In our community two much loved people have died in a house fire and somehow we have gone, as a community, off-kilter. Unbalanced. There’s a pall of depression and a sense that ‘God has it in for us’. Even those who don’t believe in God are blaming him, which seems perverse. As we meet in the street or the shop there’s just one topic of conversation, the sadness, the loss, the apparent waste and random nature of the tragedy, the possible causes of the fire. It’s understandable, the blackened ruins of the house stand like an ugly scar in the very centre of our winter-white village. The sadness is there in everyone’s mind, but there’s only so much we can say to each other before we start to wallow or speculate or, well, gossip. The danger is that it becomes all about us, and how we feel and how we react and what we saw and what we think…. There is balance to be found between saying yet more empty words and holding each other up with encouragement and support. This morning as I walked on the beach I saw a friend approaching and my heart sank, knowing before she opened her mouth that there would be a re-telling of the event of that awful night, details we both knew already, as if repeating them would somehow help. It doesn’t. There comes a time when talking about the events of that night just feeds the sadness. It seems that we have forgotten that along with the deaths there have been births in the village, and recuperations, people returning home from hospital after months away, and an outpouring of care for each other, carol services arranged, hot meals provided for those in need, the sweet alongside the bitter. Balance. It seems that we can’t see the beautiful tension between the wonderful world we have been given, the years of life we have had, and – of course – our mortality. A beautiful tension or balance that means life is so good, so rewarding, such an undeserved gift, that we mourn its passing.

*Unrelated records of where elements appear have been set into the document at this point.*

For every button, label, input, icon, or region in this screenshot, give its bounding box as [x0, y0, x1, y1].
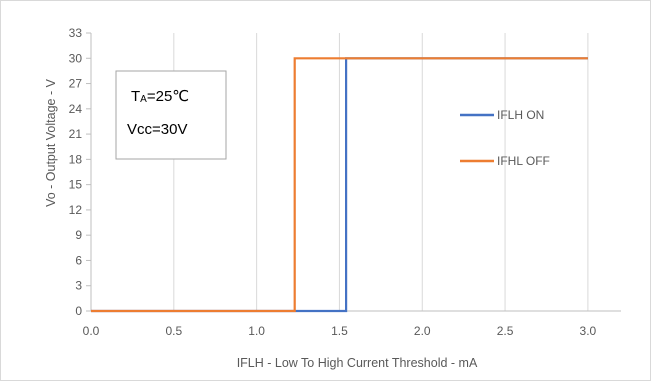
x-tick-label-2: 1.0 [248, 324, 265, 338]
series-line-ifhl-off [91, 57, 588, 313]
annotation-box-border [115, 70, 227, 160]
series-layer [91, 57, 588, 313]
x-tick-label-5: 2.5 [497, 324, 514, 338]
y-tick-label-1: 3 [75, 279, 82, 293]
annotation-box: TA=25℃ Vcc=30V [115, 70, 227, 160]
x-tick-label-0: 0.0 [83, 324, 100, 338]
annotation-line-1: TA=25℃ [131, 88, 189, 105]
x-axis-title: IFLH - Low To High Current Threshold - m… [237, 356, 478, 370]
annotation-ta-sub: A [140, 94, 147, 105]
y-tick-label-6: 18 [69, 152, 83, 166]
y-tick-label-4: 12 [69, 203, 83, 217]
x-tick-label-6: 3.0 [580, 324, 597, 338]
y-tick-label-3: 9 [75, 228, 82, 242]
y-tick-label-10: 30 [69, 51, 83, 65]
x-tick-label-3: 1.5 [331, 324, 348, 338]
annotation-ta-value: =25℃ [147, 88, 189, 105]
y-axis-title: Vo - Output Voltage - V [44, 78, 58, 207]
grid-layer [173, 33, 589, 311]
tick-label-layer: 0 3 6 9 12 15 18 21 24 27 30 33 0.0 0.5 1.0 1.5 2.0 2.5 3.… [69, 26, 597, 338]
legend-label-iflh-on: IFLH ON [497, 108, 544, 122]
y-tick-label-2: 6 [75, 253, 82, 267]
y-tick-label-9: 27 [69, 77, 83, 91]
y-tick-label-7: 21 [69, 127, 83, 141]
legend: IFLH ON IFHL OFF [460, 108, 550, 168]
y-tick-label-11: 33 [69, 26, 83, 40]
x-tick-label-4: 2.0 [414, 324, 431, 338]
y-tick-label-0: 0 [75, 304, 82, 318]
legend-label-ifhl-off: IFHL OFF [497, 154, 550, 168]
annotation-ta-main: T [131, 88, 140, 105]
y-tick-label-8: 24 [69, 102, 83, 116]
y-tick-label-5: 15 [69, 178, 83, 192]
annotation-line-2: Vcc=30V [127, 121, 187, 138]
x-tick-label-1: 0.5 [165, 324, 182, 338]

There were other things to talk about and wonder at, and celebrate this morning: Above us was God’s great blue canopy, the sea sparkled, mist was rising from the waves, the air was crisp and pure, the icy sand crunched beneath our feet, the knitted baubles on the Poppit Christmas tree twisted and danced in the breeze, and we had all this. All this, alongside our sadness. Balance

He spreads out the northern skies over empty space;
    he suspends the earth over nothing.
He wraps up the waters in his clouds,
    yet the clouds do not burst under their weight.
He covers the face of the full moon,
    spreading his clouds over it.
He marks out the horizon on the face of the waters
    for a boundary between light and darkness.
The pillars of the heavens quake,
    aghast at his rebuke.
By his power he churned up the sea;
    by his wisdom he cut Rahab to pieces.
By his breath the skies became fair;
    his hand pierced the gliding serpent.
And these are but the outer fringe of his works;
    how faint the whisper we hear of him!
    Who then can understand the thunder of his power?”